Why can we replace $|f(x_1, \cdots, x_{j\geq 1})|$ with $r+s$ subject to the constraints $f(x_1, \cdots, x_{j \geq 1}) = r-s$ and $r,s \geq 0$ in LP? $f(x_1, \cdots, x_j)$ is either present in the objective function or in the constraints or both.
I have seen ample number of problems where this technique is being followed and I have not come across a proof in support of this. How do I prove that this this works in general (for both maximization and minimization problems)?
Crucially it only works for convex use of the operator, e.g., minimization with it entering with positive constant, or in a constraint entering with a positive constant (to the left of $\leq$). The general case is nonconvex and is not LP-representable (although MIlP-representable).

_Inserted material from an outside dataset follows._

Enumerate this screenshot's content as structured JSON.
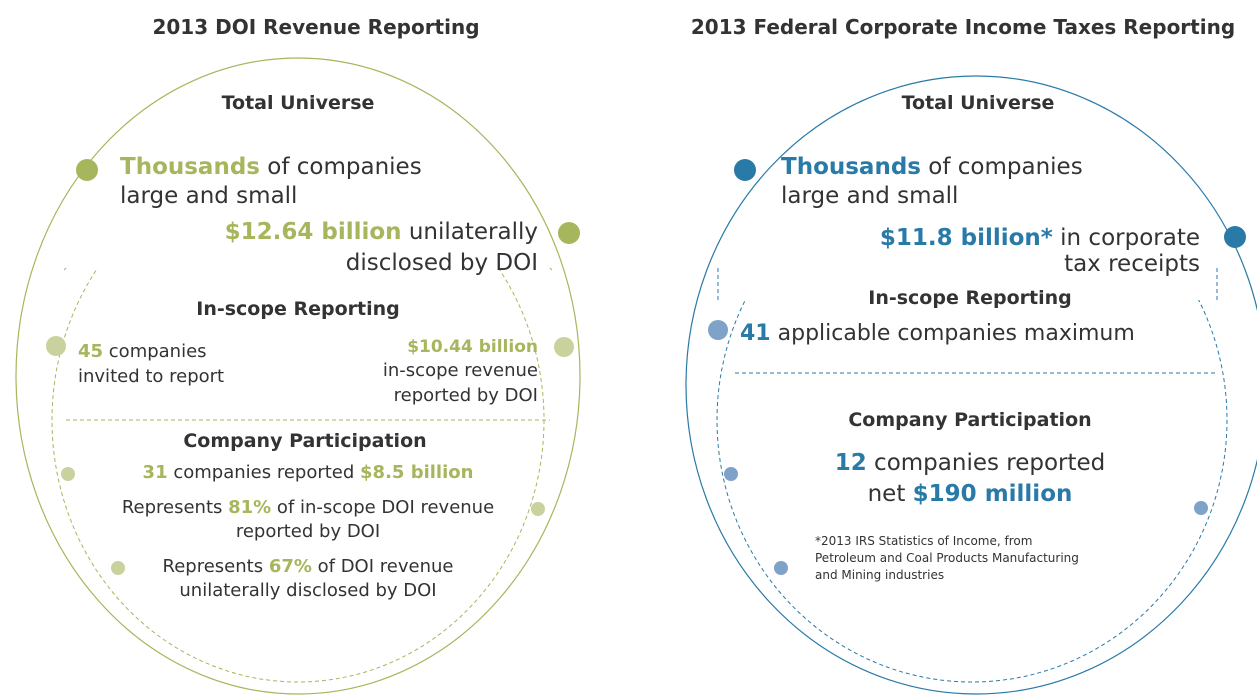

Let $x = a - b$ and replace $|x| = a-b$ where the intention is that optimality implies $a = \max(x,0)$ and $b = \max(-x,0)$.
Now assume you instead obtain a solution with $a = \max(x,0) + \epsilon $ and $b = \max(-x,0) + \epsilon $ and study what happens if you assume this is an optimal solution (hint: if $|x|$ enters the minimization with a positive sign, how does $\epsilon$ enter the objective, and what does a non-zero $\epsilon$ tell you about optimality...)
If the term only is used in the constraints, and the constraint is inactive at optimality, correctness is not important. If the constraint is tight at optimality, using the same principle as for the objective, $\epsilon$ will be driven to 0.